Мы вернулись в «Золотой крест» лишь с одним результатом слежки в переулке: мы узнали, что наш друг Лоренс Сэвидж, уютно свернувшийся сейчас под одеялом и блаженно похрапывающий, хаживает в бордель. Что ж, этим вечером на его долю выпало гораздо больше удовольствий, чем на нашу. Во всяком случае, я на это надеялся.
Дурман
Хороший урожай – хотя в этом мире, где все вверх тормашками, сейчас только весна, не осень. Странно и другое: это такой урожай, который все увеличивается, чем больше вы его пожинаете. Мертвые накапливаются, и теперь уже не всегда нужна ваша рука, чтобы помочь им занять место в этой общей куче. Теперь природа справится с ними сама. В каком-то смысле это достойно сожаления, ибо чума – орудие грубое; вы же непрестанно шлифуете свои методы, с той первой кончины собачки и смерти старой матушки Моррисон. Ныне вы способны отмерять дозы с большой точностью. Только с возчиком Джоном Хоби вы обошлись грубо – но это было неизбежно. Он обкрадывал вас. К тому же он был запуганным человечком и рано или поздно разоблачил бы себя или был бы разоблачен.

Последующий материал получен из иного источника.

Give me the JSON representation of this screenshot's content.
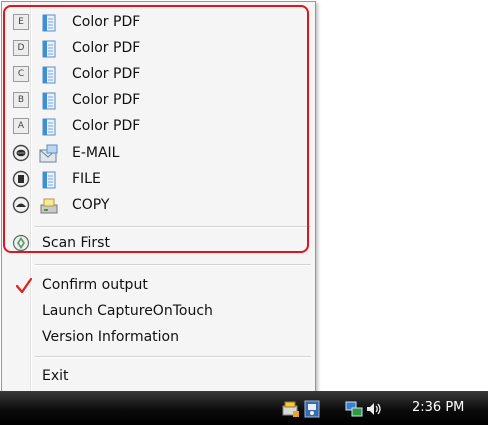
{
  "menu": {
    "jobs": [
      {
        "slot": "E",
        "label": "Color PDF",
        "icon": "file-icon"
      },
      {
        "slot": "D",
        "label": "Color PDF",
        "icon": "file-icon"
      },
      {
        "slot": "C",
        "label": "Color PDF",
        "icon": "file-icon"
      },
      {
        "slot": "B",
        "label": "Color PDF",
        "icon": "file-icon"
      },
      {
        "slot": "A",
        "label": "Color PDF",
        "icon": "file-icon"
      },
      {
        "label": "E-MAIL",
        "icon": "email-icon"
      },
      {
        "label": "FILE",
        "icon": "file-icon"
      },
      {
        "label": "COPY",
        "icon": "copy-icon"
      }
    ],
    "scan_first": "Scan First",
    "confirm_output": "Confirm output",
    "confirm_output_checked": true,
    "launch": "Launch CaptureOnTouch",
    "version": "Version Information",
    "exit": "Exit"
  },
  "taskbar": {
    "clock": "2:36 PM",
    "tray_icons": [
      "scanner-tray-icon",
      "capture-on-touch-tray-icon",
      "network-icon",
      "volume-icon"
    ]
  },
  "colors": {
    "highlight": "#e0141e",
    "check": "#e02020",
    "taskbar": "#000000"
  }
}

Вы же, однако, неуязвимы в своих доспехах. Вы не допустите своего разоблачения.
И это хорошо, потому что бродят подозрения. Например, этот комедиант Ревилл сует свой нос куда не следует. Вы решились укоротить его, как в случае с доктором Ферном. Вы надеялись заманить Ревилла в дом той старухи и поквитаться с ним там, но что-то пошло не так, он почуял неладное и не явился. Или спрятался. Затем Kaum испугался каких-то досадных слов актера – скорее всего, сказанных просто чтобы проверить его реакцию – и поспешно удрал в дом на Шу-лейн.

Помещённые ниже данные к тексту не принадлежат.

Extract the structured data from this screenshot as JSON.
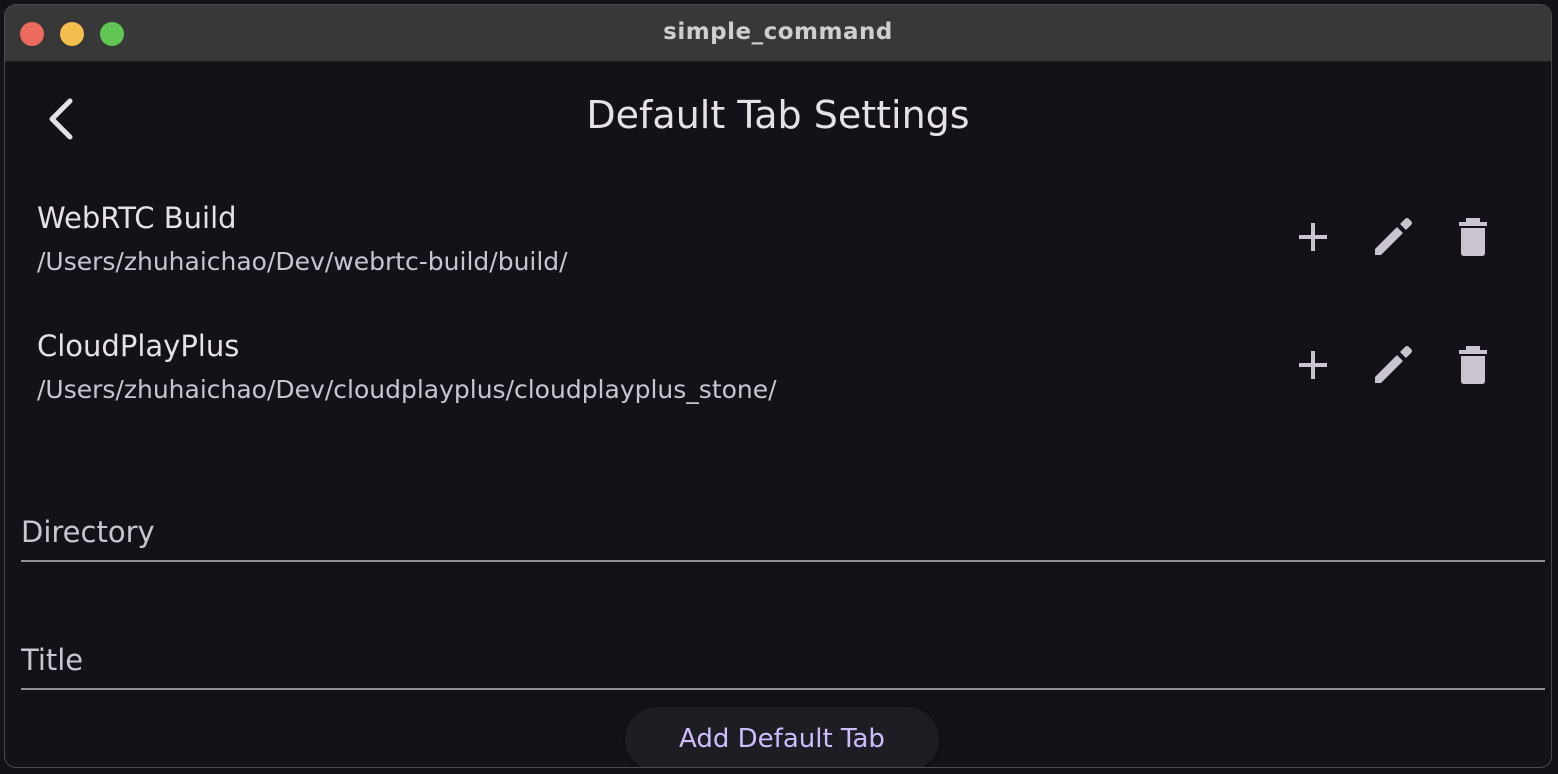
{
  "window": {
    "title": "simple_command"
  },
  "header": {
    "title": "Default Tab Settings",
    "back_icon": "chevron-left-icon"
  },
  "tabs": [
    {
      "title": "WebRTC Build",
      "path": "/Users/zhuhaichao/Dev/webrtc-build/build/"
    },
    {
      "title": "CloudPlayPlus",
      "path": "/Users/zhuhaichao/Dev/cloudplayplus/cloudplayplus_stone/"
    }
  ],
  "form": {
    "directory_placeholder": "Directory",
    "title_placeholder": "Title",
    "directory_value": "",
    "title_value": "",
    "add_button_label": "Add Default Tab"
  },
  "colors": {
    "background": "#141218",
    "titlebar": "#383838",
    "text_primary": "#e6e1e5",
    "icon": "#cac4d0",
    "accent": "#cfbcff"
  }
}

Все, что сейчас требуется, – невозмутимость и самообладание. Вы весьма встревожены тем, что Kaйm более не способен проявлять эти качества. За его петушиной самоуверенностью скрывается целое море страхов. Это лишь вопрос времени, когда и ему придется присоединиться к груде мертвых. Тогда для вас настанет подходящий момент исчезнуть с вашим добром, с вашими денежками.
Но гораздо важнее ценностей и денег то, что вы уедете с вашими ненаглядными снадобьями и зельями, что дают вам власть над жизнью и смертью. С белладонной – красавицей, чертовой травой – дурманом. С борцом – волчьей отравой – монашьим капюшоном. Слова эти – заклинание. Просто повторять их уже приносит успокоение. Они открывают двери в иной мир.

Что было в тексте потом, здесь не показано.